Let f(x,y) = xe^{x^2 + y^2} + y^3 + cos x

a) Show there exists a differentiable function \phi(y) such that x = \phi(y) solves f(x,y) = 1 in some neighborhood of (0,0) in R^2. (Meaning (x,y) satisfies f(x,y) = 1 for (x,y) near (0,0) if and only if x = \phi(y)) Prove your answer

b) Find d\phi/dy as a function of x and y

Homework Equations

The Attempt at a Solution

I can only presume this is an implicit function theorem related question. I have been having some trouble with this theorem. The book I have been going through (Calculus, Boyce and Diprima) states the theorem very particularly. They only discuss y as = a function of x and don't talk about the corresponding case of x = a function of y. Moreover, they require that the original function is 0 at the point in question (the wikipedia page on implicit function theorem also seems to stipulate the function = 0 in there initial statement as well...?). And they provide no proof so it is hard for me to get any real grasp of it to apply it in a differing situation.

Anywho, I have tried looking around for more info and came across this old thread, https://www.physicsforums.com/showthread.php?t=29475, where mathwonk was pretty helpful about this theorem. From reading this it seemed that all I needed to check is that the x partial of f is non zero. I got the x partial as = e^{x^2 + y^2} + xe ^{x^2 + y^2}(2x). this is nonzero at (0,0) so that checks out. So then the implicit function theorem says that since the function is not horizontal there: fx \neq 0, then we can solve for x in terms of y. This resulting function \phi(y) solves it.

Is this in any way adequate? I'm really just groping in the dark...

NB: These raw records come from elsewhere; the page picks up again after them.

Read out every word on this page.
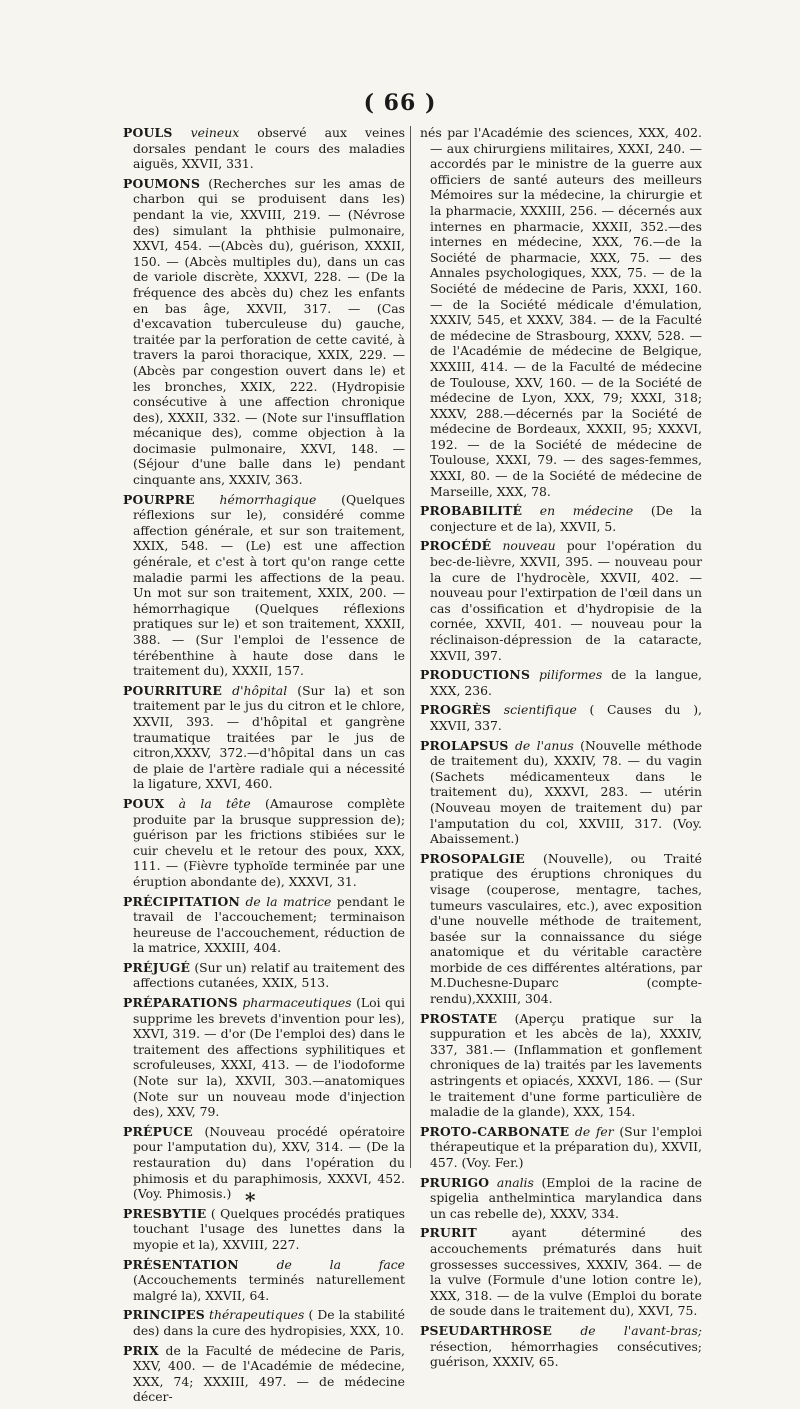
( 66 )

POULS veineux observé aux veines dorsales pendant le cours des maladies aiguës, XXVII, 331.

POUMONS (Recherches sur les amas de charbon qui se produisent dans les) pendant la vie, XXVIII, 219. — (Névrose des) simulant la phthisie pulmonaire, XXVI, 454. —(Abcès du), guérison, XXXII, 150. — (Abcès multiples du), dans un cas de variole discrète, XXXVI, 228. — (De la fréquence des abcès du) chez les enfants en bas âge, XXVII, 317. — (Cas d'excavation tuberculeuse du) gauche, traitée par la perforation de cette cavité, à travers la paroi thoracique, XXIX, 229. — (Abcès par congestion ouvert dans le) et les bronches, XXIX, 222. (Hydropisie consécutive à une affection chronique des), XXXII, 332. — (Note sur l'insufflation mécanique des), comme objection à la docimasie pulmonaire, XXVI, 148. — (Séjour d'une balle dans le) pendant cinquante ans, XXXIV, 363.

POURPRE hémorrhagique (Quelques réflexions sur le), considéré comme affection générale, et sur son traitement, XXIX, 548. — (Le) est une affection générale, et c'est à tort qu'on range cette maladie parmi les affections de la peau. Un mot sur son traitement, XXIX, 200. — hémorrhagique (Quelques réflexions pratiques sur le) et son traitement, XXXII, 388. — (Sur l'emploi de l'essence de térébenthine à haute dose dans le traitement du), XXXII, 157.

POURRITURE d'hôpital (Sur la) et son traitement par le jus du citron et le chlore, XXVII, 393. — d'hôpital et gangrène traumatique traitées par le jus de citron,XXXV, 372.—d'hôpital dans un cas de plaie de l'artère radiale qui a nécessité la ligature, XXVI, 460.

POUX à la tête (Amaurose complète produite par la brusque suppression de); guérison par les frictions stibiées sur le cuir chevelu et le retour des poux, XXX, 111. — (Fièvre typhoïde terminée par une éruption abondante de), XXXVI, 31.

PRÉCIPITATION de la matrice pendant le travail de l'accouchement; terminaison heureuse de l'accouchement, réduction de la matrice, XXXIII, 404.

PRÉJUGÉ (Sur un) relatif au traitement des affections cutanées, XXIX, 513.

PRÉPARATIONS pharmaceutiques (Loi qui supprime les brevets d'invention pour les), XXVI, 319. — d'or (De l'emploi des) dans le traitement des affections syphilitiques et scrofuleuses, XXXI, 413. — de l'iodoforme (Note sur la), XXVII, 303.—anatomiques (Note sur un nouveau mode d'injection des), XXV, 79.

PRÉPUCE (Nouveau procédé opératoire pour l'amputation du), XXV, 314. — (De la restauration du) dans l'opération du phimosis et du paraphimosis, XXXVI, 452. (Voy. Phimosis.)

PRESBYTIE ( Quelques procédés pratiques touchant l'usage des lunettes dans la myopie et la), XXVIII, 227.

PRÉSENTATION	de la face (Accouchements terminés naturellement malgré la), XXVII, 64.

PRINCIPES thérapeutiques ( De la stabilité des) dans la cure des hydropisies, XXX, 10.

PRIX de la Faculté de médecine de Paris, XXV, 400. — de l'Académie de médecine, XXX, 74; XXXIII, 497. — de médecine décer-

nés par l'Académie des sciences, XXX, 402. — aux chirurgiens militaires, XXXI, 240. — accordés par le ministre de la guerre aux officiers de santé auteurs des meilleurs Mémoires sur la médecine, la chirurgie et la pharmacie, XXXIII, 256. — décernés aux internes en pharmacie, XXXII, 352.—des internes en médecine, XXX, 76.—de la Société de pharmacie, XXX, 75. — des Annales psychologiques, XXX, 75. — de la Société de médecine de Paris, XXXI, 160. — de la Société médicale d'émulation, XXXIV, 545, et XXXV, 384. — de la Faculté de médecine de Strasbourg, XXXV, 528. — de l'Académie de médecine de Belgique, XXXIII, 414. — de la Faculté de médecine de Toulouse, XXV, 160. — de la Société de médecine de Lyon, XXX, 79; XXXI, 318; XXXV, 288.—décernés par la Société de médecine de Bordeaux, XXXII, 95; XXXVI, 192. — de la Société de médecine de Toulouse, XXXI, 79. — des sages-femmes, XXXI, 80. — de la Société de médecine de Marseille, XXX, 78.

PROBABILITÉ en médecine (De la conjecture et de la), XXVII, 5.

PROCÉDÉ nouveau pour l'opération du bec-de-lièvre, XXVII, 395. — nouveau pour la cure de l'hydrocèle, XXVII, 402. — nouveau pour l'extirpation de l'œil dans un cas d'ossification et d'hydropisie de la cornée, XXVII, 401. — nouveau pour la réclinaison-dépression de la cataracte, XXVII, 397.

PRODUCTIONS piliformes de la langue, XXX, 236.

PROGRÈS scientifique ( Causes du ), XXVII, 337.

PROLAPSUS de l'anus (Nouvelle méthode de traitement du), XXXIV, 78. — du vagin (Sachets médicamenteux dans le traitement du), XXXVI, 283. — utérin (Nouveau moyen de traitement du) par l'amputation du col, XXVIII, 317. (Voy. Abaissement.)

PROSOPALGIE (Nouvelle), ou Traité pratique des éruptions chroniques du visage (couperose, mentagre, taches, tumeurs vasculaires, etc.), avec exposition d'une nouvelle méthode de traitement, basée sur la connaissance du siége anatomique et du véritable caractère morbide de ces différentes altérations, par M.Duchesne-Duparc (compte-rendu),XXXIII, 304.

PROSTATE (Aperçu pratique sur la suppuration et les abcès de la), XXXIV, 337, 381.— (Inflammation et gonflement chroniques de la) traités par les lavements astringents et opiacés, XXXVI, 186. — (Sur le traitement d'une forme particulière de maladie de la glande), XXX, 154.

PROTO-CARBONATE de fer (Sur l'emploi thérapeutique et la préparation du), XXVII, 457. (Voy. Fer.)

PRURIGO analis (Emploi de la racine de spigelia anthelmintica marylandica dans un cas rebelle de), XXXV, 334.

PRURIT	ayant déterminé des accouchements prématurés dans huit grossesses successives, XXXIV, 364. — de la vulve (Formule d'une lotion contre le), XXX, 318. — de la vulve (Emploi du borate de soude dans le traitement du), XXVI, 75.

PSEUDARTHROSE de l'avant-bras; résection, hémorrhagies consécutives; guérison, XXXIV, 65.

*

as for b) I want to just differentiate f with respect to y and remembering that x is an implicit function of y. Then solve for d\phi/dy. However, the implicit functions section of my Boyce and Diprima Calc book always explicitly has the function in question = 0. This then facilitates the solving for d phi /dy. Is the point here that we are only interested around f(x,y) = 1 and thus the partial derivative here and thus the 1 turns into a 0?

Basically I have no intuitive sense of this. My Calc book didn't back anything up. I tried to look up proofs elsewhere, but it all appears to require a much higher mathematics. Thanks a bunch!

 

[voko]

x vs y is a non-issue. They are just labels, so whatever is true for one is true for the other - just swap them in the equations.

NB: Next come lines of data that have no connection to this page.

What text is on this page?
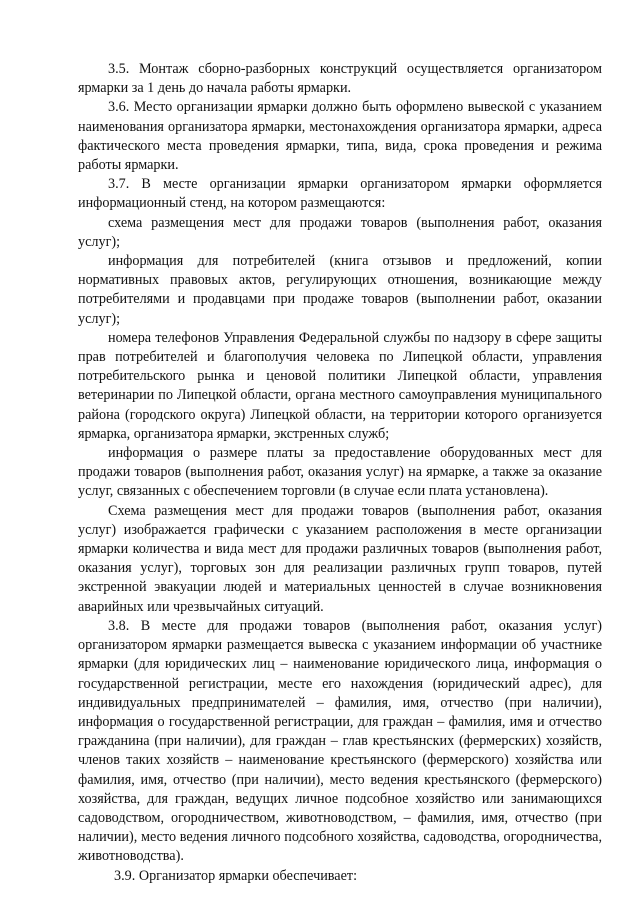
3.5. Монтаж сборно-разборных конструкций осуществляется организатором ярмарки за 1 день до начала работы ярмарки.

3.6. Место организации ярмарки должно быть оформлено вывеской с указанием наименования организатора ярмарки, местонахождения организатора ярмарки, адреса фактического места проведения ярмарки, типа, вида, срока проведения и режима работы ярмарки.

3.7. В месте организации ярмарки организатором ярмарки оформляется информационный стенд, на котором размещаются:

схема размещения мест для продажи товаров (выполнения работ, оказания услуг);

информация для потребителей (книга отзывов и предложений, копии нормативных правовых актов, регулирующих отношения, возникающие между потребителями и продавцами при продаже товаров (выполнении работ, оказании услуг);

номера телефонов Управления Федеральной службы по надзору в сфере защиты прав потребителей и благополучия человека по Липецкой области, управления потребительского рынка и ценовой политики Липецкой области, управления ветеринарии по Липецкой области, органа местного самоуправления муниципального района (городского округа) Липецкой области, на территории которого организуется ярмарка, организатора ярмарки, экстренных служб;

информация о размере платы за предоставление оборудованных мест для продажи товаров (выполнения работ, оказания услуг) на ярмарке, а также за оказание услуг, связанных с обеспечением торговли (в случае если плата установлена).

Схема размещения мест для продажи товаров (выполнения работ, оказания услуг) изображается графически с указанием расположения в месте организации ярмарки количества и вида мест для продажи различных товаров (выполнения работ, оказания услуг), торговых зон для реализации различных групп товаров, путей экстренной эвакуации людей и материальных ценностей в случае возникновения аварийных или чрезвычайных ситуаций.

3.8. В месте для продажи товаров (выполнения работ, оказания услуг) организатором ярмарки размещается вывеска с указанием информации об участнике ярмарки (для юридических лиц – наименование юридического лица, информация о государственной регистрации, месте его нахождения (юридический адрес), для индивидуальных предпринимателей – фамилия, имя, отчество (при наличии), информация о государственной регистрации, для граждан – фамилия, имя и отчество гражданина (при наличии), для граждан – глав крестьянских (фермерских) хозяйств, членов таких хозяйств – наименование крестьянского (фермерского) хозяйства или фамилия, имя, отчество (при наличии), место ведения крестьянского (фермерского) хозяйства, для граждан, ведущих личное подсобное хозяйство или занимающихся садоводством, огородничеством, животноводством, – фамилия, имя, отчество (при наличии), место ведения личного подсобного хозяйства, садоводства, огородничества, животноводства).

3.9. Организатор ярмарки обеспечивает:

F(x, y) = 1 can be trivially converted to G(x, y) = 0 - can you see how?

 

[Fractal20]

I had thought about that but for some reason was still put off. So g(x,y) = f(x,y) - 1. I guess that certainly makes sense for part b) and taking the derivatives since g' = f'. And then for a) it just means that if g(x,y) = 0 then f(x,y) must equal 1? So in trying to use the implicit function theorem, do I need to convert to such a g(x,y) or is it sufficient to stay with f(x,y). And is what I wrote in anyway a "proof"? Thanks Voko!

 

[voko]

I had thought about that but for some reason was still put off. So g(x,y) = f(x,y) - 1. I guess that certainly makes sense for part b) and taking the derivatives since g' = f'. And then for a) it just means that if g(x,y) = 0 then f(x,y) must equal 1? So in trying to use the implicit function theorem, do I need to convert to such a g(x,y) or is it sufficient to stay with f(x,y). And is what I wrote in anyway a "proof"? Thanks Voko!

You need to form a function g(x, y) that matches the conditions of the theorem as you have it given to you, check all of its conditions, and that should do it.

Unless, of course, you are required to have your result without using the theorem (this I can't tell, ask your instructor if unsure). In the latter case you would pretty much have to repeat the argument in the proof of the theorem.